Matt Lynch, Principal, Tiburon Strategic Advisors
What he’s offering really is a way for advisors to share expenses and get a better payout. But it’s difficult to deliver value to advisors when you have a relatively small branch, especially if he doesn’t want to provide training. And, while he probably could attract advisors who have been pushed out by wirehouses, the risk he’s taking on—it’s not an exciting business model.
He has to make a decision about whether he wants to significantly increase his own practice or build an organization that provides an environment of outstanding service advisors would be attracted to. He can’t do both. The competition is out there providing business development assistance and training or marketing support.
If he’s going to focus on recruiting fee-based advisors, he should start associating with organizations where these people are, like the local chapter of the FPA, and attend industry meetings where he can interact with the type of advisor he wants to recruit. But he has to be clear about his overall value proposition. He should pinpoint the five or six things advisors need to be successful and how he can deliver them.
In terms of his own business development, the best thing is to leverage existing contacts, perhaps to cultivate attorneys and CPAs for referrals. The insurance organizations he works with might refer clients they’ve done estate planning for. But he also has to look at competitors that are doing well and the service model their clients respond to. A fee-based business for high net-worth clients requires a different business model.
Hellen Davis, CEO and co-founder, Indaba Global
Just taking a share of the person’s revenues for sitting in an office is not going to be a good proposition. He has to be able to put together an attractive value proposition. Look at it from their perspective: If he were them, what would he want?
People don’t like uncertainty. For that reason, he has to cap it out. That is, they would do a shared office arrangement, and he would cap the percentage of the business he’d take.

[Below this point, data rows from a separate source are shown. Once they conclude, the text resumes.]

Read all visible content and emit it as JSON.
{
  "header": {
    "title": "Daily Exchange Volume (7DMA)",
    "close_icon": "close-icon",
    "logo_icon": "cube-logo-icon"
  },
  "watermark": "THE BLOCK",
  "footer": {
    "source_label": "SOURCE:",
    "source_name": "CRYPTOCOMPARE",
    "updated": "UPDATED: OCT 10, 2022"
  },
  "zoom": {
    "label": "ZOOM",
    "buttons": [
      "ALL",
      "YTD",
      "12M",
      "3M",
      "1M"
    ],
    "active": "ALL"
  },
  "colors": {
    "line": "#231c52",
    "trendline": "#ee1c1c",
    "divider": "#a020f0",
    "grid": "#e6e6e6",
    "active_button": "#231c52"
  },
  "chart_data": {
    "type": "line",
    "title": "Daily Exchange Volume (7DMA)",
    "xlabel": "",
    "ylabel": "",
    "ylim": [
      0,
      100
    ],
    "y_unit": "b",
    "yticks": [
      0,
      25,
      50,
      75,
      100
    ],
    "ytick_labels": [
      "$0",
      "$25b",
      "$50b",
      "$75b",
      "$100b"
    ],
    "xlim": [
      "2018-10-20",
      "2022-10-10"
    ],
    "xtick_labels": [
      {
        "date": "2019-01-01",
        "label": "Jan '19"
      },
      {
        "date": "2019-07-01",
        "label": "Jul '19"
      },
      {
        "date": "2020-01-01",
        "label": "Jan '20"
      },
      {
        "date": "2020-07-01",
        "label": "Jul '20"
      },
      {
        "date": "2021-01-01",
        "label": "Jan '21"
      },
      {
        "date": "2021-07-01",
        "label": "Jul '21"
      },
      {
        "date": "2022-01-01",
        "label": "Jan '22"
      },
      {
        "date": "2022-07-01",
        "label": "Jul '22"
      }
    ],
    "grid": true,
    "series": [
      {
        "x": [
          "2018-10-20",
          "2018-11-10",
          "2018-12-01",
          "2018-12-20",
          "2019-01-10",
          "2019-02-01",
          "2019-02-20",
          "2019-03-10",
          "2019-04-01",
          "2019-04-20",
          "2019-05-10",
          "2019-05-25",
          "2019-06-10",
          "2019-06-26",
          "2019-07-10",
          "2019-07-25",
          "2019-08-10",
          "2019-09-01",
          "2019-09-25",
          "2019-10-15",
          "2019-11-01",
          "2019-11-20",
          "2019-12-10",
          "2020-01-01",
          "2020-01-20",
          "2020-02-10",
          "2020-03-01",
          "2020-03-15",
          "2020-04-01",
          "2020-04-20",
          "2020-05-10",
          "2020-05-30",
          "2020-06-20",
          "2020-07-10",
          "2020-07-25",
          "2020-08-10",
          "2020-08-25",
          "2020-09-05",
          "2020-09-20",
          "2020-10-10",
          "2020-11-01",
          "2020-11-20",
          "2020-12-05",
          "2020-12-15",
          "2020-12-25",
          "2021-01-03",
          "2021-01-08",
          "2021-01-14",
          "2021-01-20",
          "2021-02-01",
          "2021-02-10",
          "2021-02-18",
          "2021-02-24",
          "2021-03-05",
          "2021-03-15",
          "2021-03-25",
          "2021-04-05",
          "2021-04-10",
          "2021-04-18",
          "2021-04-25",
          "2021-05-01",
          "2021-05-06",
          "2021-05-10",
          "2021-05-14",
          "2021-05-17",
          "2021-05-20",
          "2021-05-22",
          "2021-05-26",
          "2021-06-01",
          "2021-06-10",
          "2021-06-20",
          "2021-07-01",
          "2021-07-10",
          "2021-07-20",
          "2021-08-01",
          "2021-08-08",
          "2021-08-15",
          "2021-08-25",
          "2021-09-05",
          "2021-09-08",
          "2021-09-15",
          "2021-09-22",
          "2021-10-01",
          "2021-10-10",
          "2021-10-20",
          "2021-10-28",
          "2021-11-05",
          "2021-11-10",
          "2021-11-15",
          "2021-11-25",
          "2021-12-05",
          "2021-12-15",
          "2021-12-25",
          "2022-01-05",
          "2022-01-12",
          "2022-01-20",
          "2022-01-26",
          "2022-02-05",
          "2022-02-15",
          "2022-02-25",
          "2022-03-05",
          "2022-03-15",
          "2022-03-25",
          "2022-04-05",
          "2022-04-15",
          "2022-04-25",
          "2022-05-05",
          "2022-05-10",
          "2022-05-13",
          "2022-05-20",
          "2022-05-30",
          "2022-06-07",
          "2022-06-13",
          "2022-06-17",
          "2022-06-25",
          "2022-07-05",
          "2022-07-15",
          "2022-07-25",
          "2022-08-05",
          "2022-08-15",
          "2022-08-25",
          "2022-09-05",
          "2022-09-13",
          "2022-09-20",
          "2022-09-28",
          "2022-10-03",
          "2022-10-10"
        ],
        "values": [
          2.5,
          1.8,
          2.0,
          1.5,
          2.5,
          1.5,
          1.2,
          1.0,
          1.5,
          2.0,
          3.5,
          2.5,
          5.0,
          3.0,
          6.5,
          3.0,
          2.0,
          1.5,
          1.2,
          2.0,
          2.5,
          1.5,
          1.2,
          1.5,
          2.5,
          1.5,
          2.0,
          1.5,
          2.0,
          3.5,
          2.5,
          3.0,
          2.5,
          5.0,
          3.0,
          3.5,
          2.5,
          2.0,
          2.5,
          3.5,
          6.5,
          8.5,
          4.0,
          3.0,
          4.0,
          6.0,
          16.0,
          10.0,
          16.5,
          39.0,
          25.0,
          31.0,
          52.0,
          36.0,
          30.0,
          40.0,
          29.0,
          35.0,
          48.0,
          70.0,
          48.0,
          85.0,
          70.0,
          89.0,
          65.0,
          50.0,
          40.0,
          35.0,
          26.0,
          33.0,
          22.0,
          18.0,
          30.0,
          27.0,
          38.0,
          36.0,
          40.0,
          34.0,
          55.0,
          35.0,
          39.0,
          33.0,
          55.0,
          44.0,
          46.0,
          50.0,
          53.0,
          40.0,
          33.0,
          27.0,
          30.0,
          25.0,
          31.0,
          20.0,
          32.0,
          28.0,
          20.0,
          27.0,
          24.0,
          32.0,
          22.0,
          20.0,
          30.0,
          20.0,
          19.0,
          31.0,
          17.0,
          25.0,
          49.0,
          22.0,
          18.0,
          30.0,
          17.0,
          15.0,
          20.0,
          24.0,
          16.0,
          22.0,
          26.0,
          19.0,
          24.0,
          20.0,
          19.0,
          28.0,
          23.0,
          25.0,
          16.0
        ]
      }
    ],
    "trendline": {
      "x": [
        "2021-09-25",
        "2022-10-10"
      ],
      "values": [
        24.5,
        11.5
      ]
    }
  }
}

As important, he has two choices. He can team up with like-minded people. Where that becomes lucrative is in joint work, something he hasn’t talked about. Or, he can have advisors with different specialties working together. In that case, if advisors send a client to him, he would take the lion’s share for what he does best, and the other people would take the lion’s share for what they do best. And maybe there’s a 10 to 20 percent referral fee, up to a certain cap.
If he goes after small producers, one part of the value proposition would be combining them into a group. You can get a very good payout if you work under one umbrella.